Она очень быстро уволилась с работы в лицейской библиотеке ничего никому не объясняя, но – категорически: невыносимо было находиться среди сотрудников, волей-неволей вести какие-то, даже и бытовые, разговоры, но и дома ей было было мучительно невыносимо. Она нигде не находила себе места и уходила из дома, едва проснувшись, не проглотив ни куска, а возвращалась поздно Она догадывалась, что несколько раз приезжал Игорь, бывший муж (у него оставался ключ от квартиры), ждал её, но так и уезжал не дождавшись. Нормальный человеческий сон превратился для неё в ошмётья забытья, о еде она просто забывала и всё колесила и колесила то по городу в каких-то незнакомых автобусах от края до края, то на трамваях с длинными маршрутами, то уезжала на дальних электричках куда придётся. Она совсем перестала читать, и это она-то – запойная книгочея, совсем не включала телек: всё, всё было пусто, ненужно, не для чего, не для кого…Проскочила мыслишка о самоубийстве, но не нашла достаточно плодородной почвы и исчезла…
Наташа и в детстве, и в пору юного, казалось бы, самой природой определённого цветения была до жути, до оторопи несимпатична, не уродлива, нет, а просто очень несимпатична внешне, но у неё была её мама, которая укрывала её, как защитным плащом-панцирем, своей любовью от насмешек и ядовитых стрел, как укрывала много лет спустя Наташа свою дочь Лёльку.
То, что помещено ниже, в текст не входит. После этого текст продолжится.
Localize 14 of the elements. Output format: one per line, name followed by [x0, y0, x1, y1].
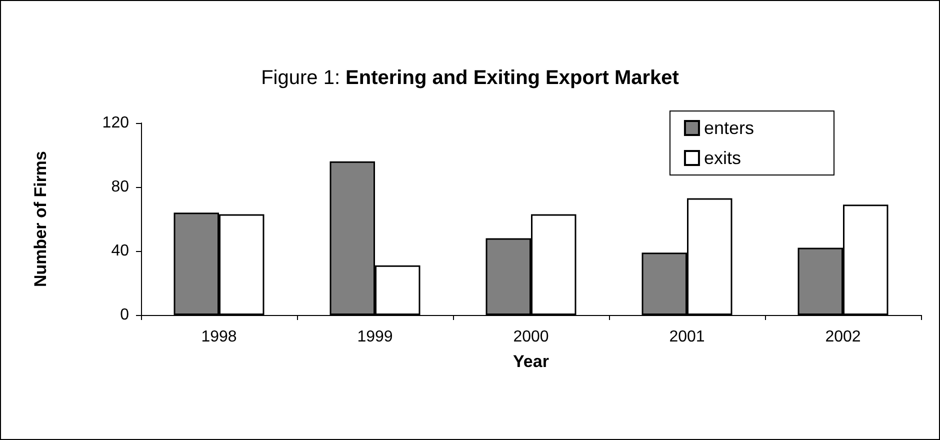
chart-title: Figure 1: Entering and Exiting Export Market — [261, 67, 680, 89]
y-tick-label: 80 — [111, 178, 130, 196]
y-tick-label: 120 — [102, 114, 130, 132]
x-tick-label: 1999 — [357, 328, 393, 346]
legend-label: enters — [704, 118, 754, 138]
legend-label: exits — [704, 148, 741, 168]
x-axis-title: Year — [513, 352, 550, 371]
x-tick-label: 2002 — [825, 328, 861, 346]
y-tick-label: 0 — [120, 306, 130, 324]
x-tick-label: 2001 — [669, 328, 705, 346]
x-tick-label: 1998 — [201, 328, 237, 346]
y-tick-label: 40 — [111, 242, 130, 260]
y-axis-title: Number of Firms — [31, 150, 50, 288]
x-tick-label: 2000 — [513, 328, 549, 346]
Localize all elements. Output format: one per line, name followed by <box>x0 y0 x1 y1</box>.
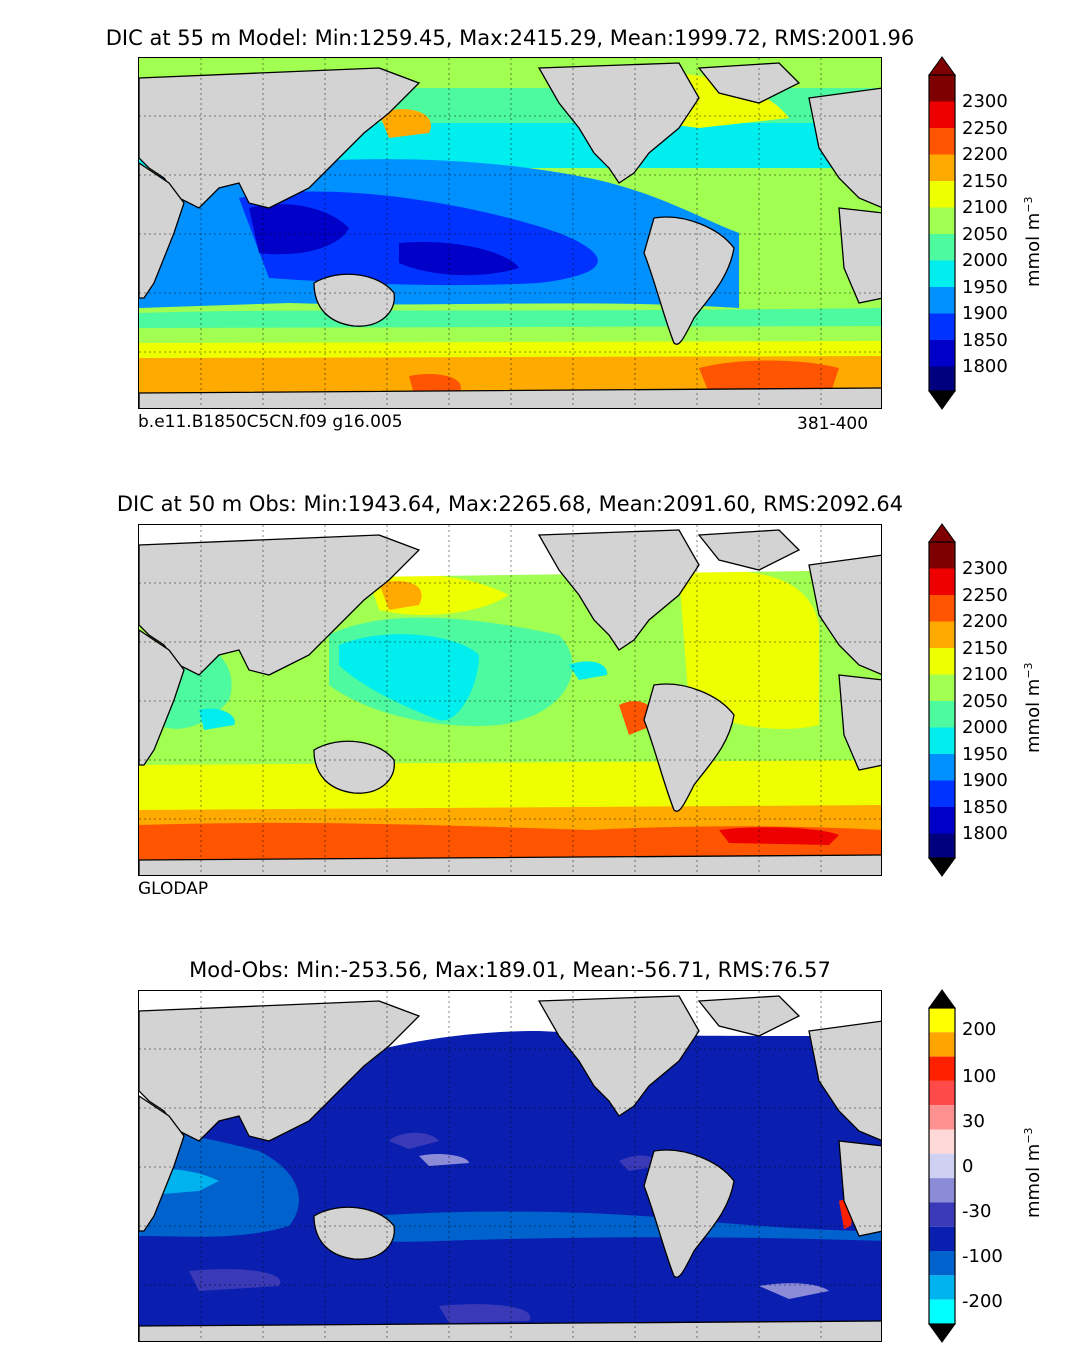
obs-panel-title: DIC at 50 m Obs: Min:1943.64, Max:2265.6… <box>116 492 904 516</box>
unit-exponent: −3 <box>1022 196 1035 213</box>
diff-tick: 0 <box>962 1156 974 1177</box>
unit-text: mmol m <box>1023 1143 1044 1218</box>
diff-panel-title: Mod-Obs: Min:-253.56, Max:189.01, Mean:-… <box>189 958 831 982</box>
model-tick: 2200 <box>962 144 1008 165</box>
diff-tick: -100 <box>962 1246 1003 1267</box>
model-tick: 2250 <box>962 118 1008 139</box>
unit-text: mmol m <box>1023 678 1044 753</box>
model-colorbar <box>928 56 956 410</box>
model-map <box>138 57 882 409</box>
unit-exponent: −3 <box>1022 1127 1035 1144</box>
unit-exponent: −3 <box>1022 662 1035 679</box>
model-tick: 2300 <box>962 91 1008 112</box>
model-tick: 1950 <box>962 277 1008 298</box>
diff-tick: 200 <box>962 1019 997 1040</box>
diff-colorbar <box>928 989 956 1343</box>
obs-source-label: GLODAP <box>138 879 209 899</box>
model-unit-label: mmol m−3 <box>1022 196 1044 287</box>
diff-tick: -200 <box>962 1291 1003 1312</box>
model-tick: 1850 <box>962 330 1008 351</box>
diff-tick: 100 <box>962 1066 997 1087</box>
obs-tick: 1800 <box>962 823 1008 844</box>
obs-tick: 1850 <box>962 797 1008 818</box>
model-case-label: b.e11.B1850C5CN.f09 g16.005 <box>138 412 403 432</box>
obs-map <box>138 524 882 876</box>
obs-tick: 2050 <box>962 691 1008 712</box>
model-tick: 2100 <box>962 197 1008 218</box>
obs-tick: 1950 <box>962 744 1008 765</box>
diff-tick: 30 <box>962 1111 985 1132</box>
model-panel-title: DIC at 55 m Model: Min:1259.45, Max:2415… <box>105 26 915 50</box>
model-tick: 1800 <box>962 356 1008 377</box>
diff-map <box>138 990 882 1342</box>
diff-tick: -30 <box>962 1201 992 1222</box>
unit-text: mmol m <box>1023 212 1044 287</box>
obs-tick: 2150 <box>962 638 1008 659</box>
obs-tick: 2000 <box>962 717 1008 738</box>
obs-tick: 2250 <box>962 585 1008 606</box>
diff-unit-label: mmol m−3 <box>1022 1127 1044 1218</box>
model-years-label: 381-400 <box>797 414 869 434</box>
obs-tick: 2300 <box>962 558 1008 579</box>
obs-tick: 2200 <box>962 611 1008 632</box>
model-tick: 1900 <box>962 303 1008 324</box>
obs-unit-label: mmol m−3 <box>1022 662 1044 753</box>
obs-tick: 2100 <box>962 664 1008 685</box>
model-tick: 2150 <box>962 171 1008 192</box>
model-tick: 2050 <box>962 224 1008 245</box>
model-tick: 2000 <box>962 250 1008 271</box>
obs-tick: 1900 <box>962 770 1008 791</box>
obs-colorbar <box>928 523 956 877</box>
И в этом коконе маминой любви Наташа спаслась и выросла такой искристо остроумной, легкой и веселой в общении с любым человеком, так отзывчиво впитывала выплакиваемые ей в плечо несчастья и горести, что люди, узнававшие её хоть чуточку ближе, почти сразу начисто переставали видеть её некрасивость, потому что подпадали под нежнейший, мягкий и тёплый свет её удивительной души, которая как будто и перелилась потом, много лет спустя огромной сияющей частью в дочь Лёльку.